The pursuit of Africa-focused capital

So you’ve built up your business to a stage where you have increasing growth opportunities and the capacity to raise debt funding. Or perhaps you’d like to sell your business to release equity and enable yourself to start doing the fun things you’ve always dreamed about. Either way, these scenarios invariably lead to two ultimate questions. Where do you raise capital and how do you find the right investors for your business?

 

The long road to finding an investor

 

The lengthy process of finding an investor is marred with complications. Ask any manager or owner who has travelled this journey, and they’ll tell you that it’s a time-consuming task that often involves answering questions such as:

 

• Which funds or institutions are best suited to your business needs?

• Where are these fund managers and decision makers located?

• Does the investor have similar businesses in their portfolio?

• How do I find out if they have a proven track record?

• Will I receive a long-term investment or can I access short-term funding for my trading activities?

 

After you’ve gone through all of these questions in your screening process, then comes the man-hours in organising your audited accounts.
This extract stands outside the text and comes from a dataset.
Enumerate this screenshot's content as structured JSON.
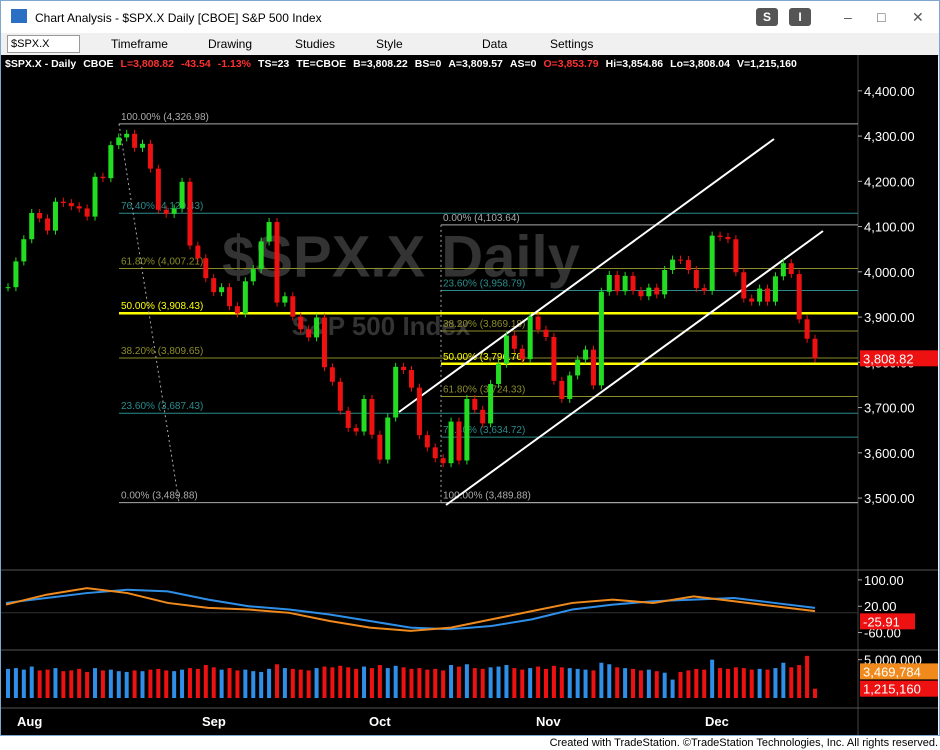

You also need to write a business plan, put your governance in order and populate your data room. The next decision involves which investment advisory firm to hire who can structure your investment opportunity and introduce you to suitable PE houses, Private Debt funds or Trade Finance banks.

Investor decision process

On the other end of the process, investors assess countless factors when deciding on which companies to invest in. These include elements such as the fund investment mandate, target investment size, geographic location, financial profile (revenue, EBITDA, profitability ratios, etc.) and background principals.

For equity transactions, as shown in the diagram below, on average only 10 out of every 1,000 investments evaluated by PE firms are completed as an investment. This then begs the question, how can you as a time-constrained manager at the crossroads of seeking an investor effectively search, identify and secure investment?

  • Use smart algorithms: deal-matching platforms are able to simplify the process for you to assess your company’s vital information and match you with prospective investors who are most likely to be a good fit for your company or investment opportunity.
  • Find the right service provider: service matching marketplaces are a one-stop shop for you to find the all-important financial services prior, during and after you secure investment. This might be a corporate finance adviser, insurance broker, foreign exchange trader or lawyer who has experience in your sector and geography.

 

 

Some of the advantages of using deal platforms include:

 

1. Efficiency

Deal matching platforms condense the laborious process of identifying, screening, selecting, and approaching investors from up a 6 to 8-week exercise to less than 20-minutes. By simply uploading details such as your company description, financial summary, location and type of investment, smart algorithms can recommend investors who are most likely to invest in your business or fund your trade. The recommendations are based on various factors including but not limited to the investor’s investment mandate, previous investments, ticket size preference and type of investment.

2. Wider investor base

How often do you get introduced to the same investment fund or are told about a bank that is a household name in the Africa investment community? The fact that there are over 1,000 investment firms who are interested in or have dedicated capital focused on Africa is often overlooked. On platforms like Orbitt, you are able to expand the universe of investors who get notified of your project. With a larger pool of investors, the probabilities of finding a genuine interest in your company and funding success are dramatically improved.

3. Investor screening

By having a wider investor base to select from, you’re able to screen investors based on the criteria you think is of most value to you. You can look at things like their past investments, the background of their core principals and directly compare investors to one another. Furthermore, you can select and connect solely with the investors you feel most comfortable with from the information that’s been provided. Suddenly, you’re no longer obliged to engage with an investor just because you’ve been introduced to them by a friend or an adviser.

4. Privacy and confidentiality

This is one of the cardinal principles of the investment process and the cause of most tension, especially in more informal societies across the continent. The number of hours spent agreeing on the wordings and execution of a Non-Disclosure Agreement (NDA) or Confidentiality Agreement (CA) can become a major frustration for managers. As a business owner, there’s also a high chance that you’ll end up signing numerous copies of these agreements with each investor you engage with. Having a system that automates this process can only mean efficiency. Orbitt, for example, has an automated NDA process that allows investors who are interested in your deal to simply click and accept the NDA terms before they are granted access to your confidential information.

5. Process and tracking

Like every other business process, the investment process requires a set of steps to be successfully completed before the next action can commence. When juggling day-to-day business needs, along with keeping on top of an investment process, business managers can often find themselves snowed under by the amount of work an investment process generates. Deal platforms offer an efficient task tracker, data room and notification systems which notify you of actions completed and outstanding, as well as what is due when and who it’s due to. This allows you to focus on your core business and only take action during the investment process when it’s needed.

6. Service providers

More often than not businesses need to procure the expertise of financial services providers before and during the course of an investment process. This will include a legal adviser, accountant and investment adviser. This can stretch across numerous other intermediary services such as insurance brokers, foreign exchange providers, tax advisers and corporate service providers. Rather than asking for a recommendation from a friend, Orbitt has built a marketplace for company owners where over 20 types of financial services providers across all sectors, geographies and funding types can offer their services to help you raise capital.